In this short article I demonstrate how to assess species occurrence records that are ‘likely’ to be outside the species’ range. Most likely outliers or imprecisely georeferenced occurrence points. Such records are quite common in big data like from GBIF and other citizen science sources.
I will start by downloading climate data from worldclim, Kenya boundary shapefile from GADM and a few occurrence records within Kenya and convert them to spatialPointsDataframe
.
clim <- getData('worldclim', var = 'bio', res = 10)
KEN <- getData('GADM', country = 'KEN', level = 0)
df <- data.frame(longitude = c(40.029948, 39.031136, 35.587305),
latitude = c(2.627751, -1.269534, 1.072451),
sampling_sites = c('Wajir', 'Bura Tana', 'Chesoi'))
df_spatial <- df
coordinates(df_spatial) <- ~longitude+latitude
The next thing is to crop and mask climate data with boundary of Kenya.
clim_mask <- mask(crop(clim, KEN), KEN)
plot(clim_mask[[4]])
plot(KEN, border = 'purple', lwd = 5, add = T)
The next phase is to create buffer of one map unit around the occurrence points and extract raster values that fall within the created buffers.

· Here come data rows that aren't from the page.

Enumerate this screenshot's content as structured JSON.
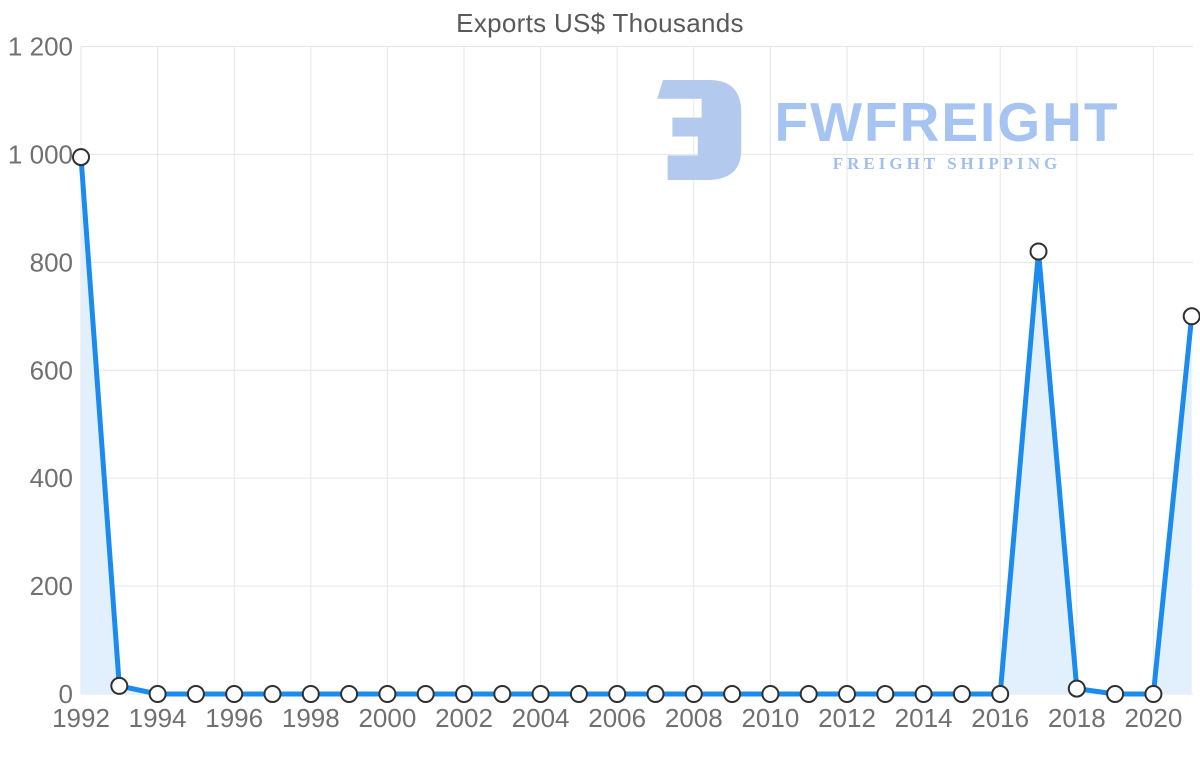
{
  "title": "Exports US$ Thousands",
  "watermark": {
    "brand": "FWFREIGHT",
    "tagline": "FREIGHT SHIPPING"
  },
  "colors": {
    "line": "#1b8cee",
    "area_fill": "#e2effc",
    "grid": "#e6e6e6",
    "axis_label": "#707070",
    "title_text": "#595959",
    "marker_fill": "#ffffff",
    "marker_stroke": "#303030",
    "watermark_blue": "#aec8f0"
  },
  "chart_data": {
    "type": "area",
    "title": "Exports US$ Thousands",
    "xlabel": "",
    "ylabel": "",
    "x": [
      1992,
      1993,
      1994,
      1995,
      1996,
      1997,
      1998,
      1999,
      2000,
      2001,
      2002,
      2003,
      2004,
      2005,
      2006,
      2007,
      2008,
      2009,
      2010,
      2011,
      2012,
      2013,
      2014,
      2015,
      2016,
      2017,
      2018,
      2019,
      2020,
      2021
    ],
    "values": [
      995,
      15,
      0,
      0,
      0,
      0,
      0,
      0,
      0,
      0,
      0,
      0,
      0,
      0,
      0,
      0,
      0,
      0,
      0,
      0,
      0,
      0,
      0,
      0,
      0,
      820,
      10,
      0,
      0,
      700
    ],
    "ylim": [
      0,
      1200
    ],
    "y_ticks": [
      0,
      200,
      400,
      600,
      800,
      1000,
      1200
    ],
    "y_tick_labels": [
      "0",
      "200",
      "400",
      "600",
      "800",
      "1 000",
      "1 200"
    ],
    "x_tick_years": [
      1992,
      1994,
      1996,
      1998,
      2000,
      2002,
      2004,
      2006,
      2008,
      2010,
      2012,
      2014,
      2016,
      2018,
      2020
    ],
    "x_tick_labels": [
      "1992",
      "1994",
      "1996",
      "1998",
      "2000",
      "2002",
      "2004",
      "2006",
      "2008",
      "2010",
      "2012",
      "2014",
      "2016",
      "2018",
      "2020"
    ],
    "grid": true,
    "legend": false,
    "marker": "circle"
  }
}
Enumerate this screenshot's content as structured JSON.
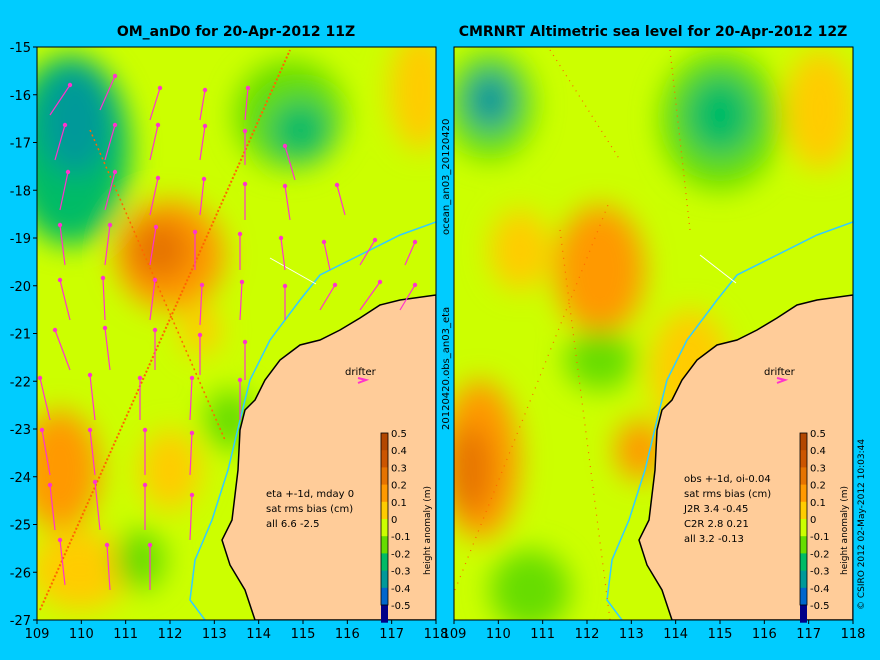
{
  "colors": {
    "background": "#00ccff",
    "land": "#ffcc99",
    "coast": "#000000",
    "shelf_line": "#33ccff",
    "vector": "#ff33cc",
    "drifter": "#ff33cc",
    "track": "#ff6600"
  },
  "colorbar": {
    "label": "height anomaly (m)",
    "levels": [
      "0.5",
      "0.4",
      "0.3",
      "0.2",
      "0.1",
      "0",
      "-0.1",
      "-0.2",
      "-0.3",
      "-0.4",
      "-0.5"
    ],
    "colors": [
      "#b34700",
      "#cc5500",
      "#e67300",
      "#ff9900",
      "#ffcc00",
      "#ccff00",
      "#66dd00",
      "#00bb66",
      "#009999",
      "#0066cc",
      "#000088"
    ]
  },
  "chart_data": [
    {
      "type": "heatmap",
      "title": "OM_anD0 for 20-Apr-2012 11Z",
      "x_ticks": [
        "109",
        "110",
        "111",
        "112",
        "113",
        "114",
        "115",
        "116",
        "117",
        "118"
      ],
      "y_ticks": [
        "-15",
        "-16",
        "-17",
        "-18",
        "-19",
        "-20",
        "-21",
        "-22",
        "-23",
        "-24",
        "-25",
        "-26",
        "-27"
      ],
      "xlim": [
        109,
        118
      ],
      "ylim": [
        -27,
        -15
      ],
      "side_label": "",
      "drifter_label": "drifter",
      "annotation": [
        "eta +-1d, mday 0",
        "sat rms bias (cm)",
        "all 6.6 -2.5"
      ],
      "colorbar_label": "height anomaly (m)"
    },
    {
      "type": "heatmap",
      "title": "CMRNRT Altimetric sea level  for 20-Apr-2012 12Z",
      "x_ticks": [
        "109",
        "110",
        "111",
        "112",
        "113",
        "114",
        "115",
        "116",
        "117",
        "118"
      ],
      "y_ticks": [],
      "xlim": [
        109,
        118
      ],
      "ylim": [
        -27,
        -15
      ],
      "side_label": "ocean_an03_20120420",
      "side_label_2": "20120420.obs_an03_eta",
      "drifter_label": "drifter",
      "annotation": [
        "obs +-1d, oi-0.04",
        "sat rms bias (cm)",
        "J2R   3.4 -0.45",
        "C2R   2.8 0.21",
        "all 3.2 -0.13"
      ],
      "colorbar_label": "height anomaly (m)"
    }
  ],
  "credit": "© CSIRO 2012  02-May-2012 10:03:44"
}
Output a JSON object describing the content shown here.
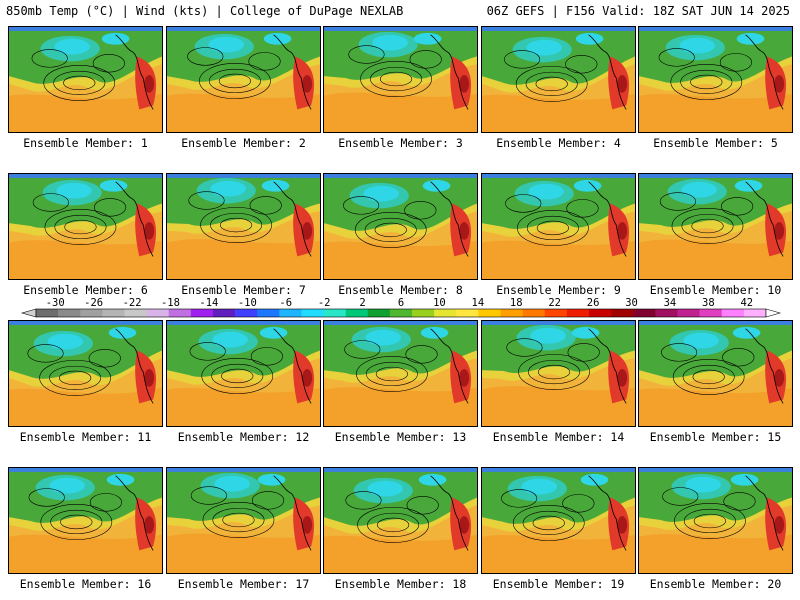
{
  "header": {
    "left": "850mb Temp (°C) | Wind (kts) | College of DuPage NEXLAB",
    "right": "06Z GEFS | F156 Valid: 18Z SAT JUN 14 2025"
  },
  "member_label_prefix": "Ensemble Member: ",
  "members": [
    1,
    2,
    3,
    4,
    5,
    6,
    7,
    8,
    9,
    10,
    11,
    12,
    13,
    14,
    15,
    16,
    17,
    18,
    19,
    20
  ],
  "colorbar": {
    "tick_labels": [
      "-30",
      "-26",
      "-22",
      "-18",
      "-14",
      "-10",
      "-6",
      "-2",
      "2",
      "6",
      "10",
      "14",
      "18",
      "22",
      "26",
      "30",
      "34",
      "38",
      "42"
    ],
    "colors": [
      "#6e6e6e",
      "#8a8a8a",
      "#a0a0a0",
      "#b4b4b4",
      "#c8c8c8",
      "#d8b4e8",
      "#c070e0",
      "#a020f0",
      "#6020c0",
      "#4040ff",
      "#1e78ff",
      "#1eb4ff",
      "#20dcff",
      "#2ae6c8",
      "#00c878",
      "#10a030",
      "#50b830",
      "#98d020",
      "#e6e632",
      "#ffe640",
      "#ffc800",
      "#ffa000",
      "#ff7800",
      "#ff4600",
      "#f01e00",
      "#c80000",
      "#a00000",
      "#800030",
      "#a01060",
      "#c02090",
      "#e040c0",
      "#ff80ff",
      "#ffb0ff"
    ]
  },
  "map_palette": {
    "warm": "#f2b33a",
    "orange": "#f49a25",
    "yellow": "#e8d23c",
    "green": "#49a83a",
    "teal": "#33c7b0",
    "cyan": "#2fd6e6",
    "blue": "#3b7fe0",
    "red": "#e23a2a",
    "darkred": "#a81818"
  }
}
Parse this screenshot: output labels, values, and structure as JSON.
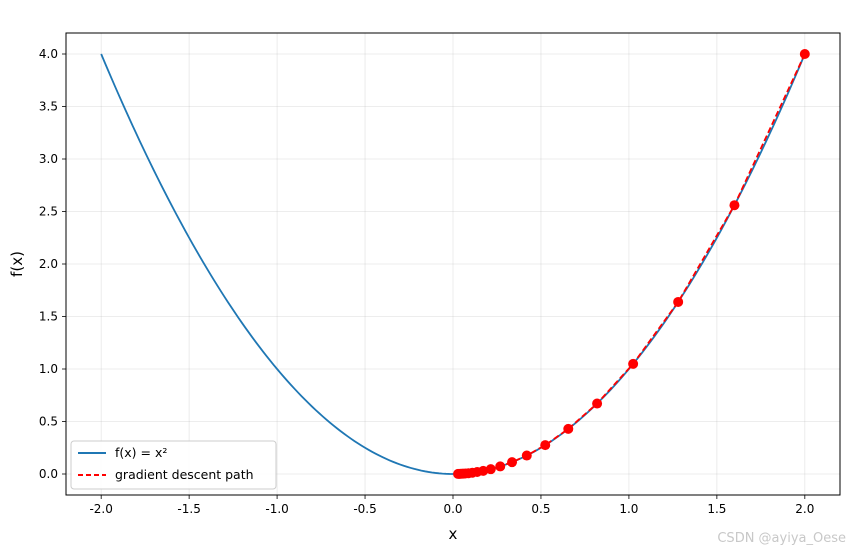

set_buff <- gBuffer(df_spatial, width = 0.5,
byid = T,
id = df_spatial@data$sampling_sites)
values_within_buffer <- raster::extract(clim_mask, set_buff, df = T)
plot(clim_mask[[4]])
plot(KEN, border = 'purple', lwd = 5, add = T)
plot(set_buff, add = T)
plot(df_spatial, add = T)
Lastly, we plot the values on boxplot to show points whose extracted values are clearly different from the other values. This could be an occurrence point(s) that has/have been wrongly recorded and may be excluded when running sdm.
values_within_buffer |> mutate(group = case_when(ID == 1 ~ "Wajir",
ID == 2 ~ "Bura Tana",
ID == 3 ~ "Chesoi")) |>
ggplot(aes(x = group, y = bio4, fill = group)) +
geom_boxplot() +
geom_jitter(width = 0.1)
In this case, Chesoi site appears to differ from the other two sites with regard to bio4. In case bio4 is one of the most important factors in determining the distribution of the species then we might decide to leave out Chesoi occurrence record from the model procedure and only use those for Bura Tana and Wajir. There is possibility of running probabilistic/Bayesian models to evaluate whether Chesoi is ‘really’ outside the range of the species. Frequentist approaches like anova with some p-values can also be used to test whether the mean of bio4 values around those occurrence records are statistically different. Code generating this html file can be sourced from .Rmd file in gitHub. Happy sdm-ing!.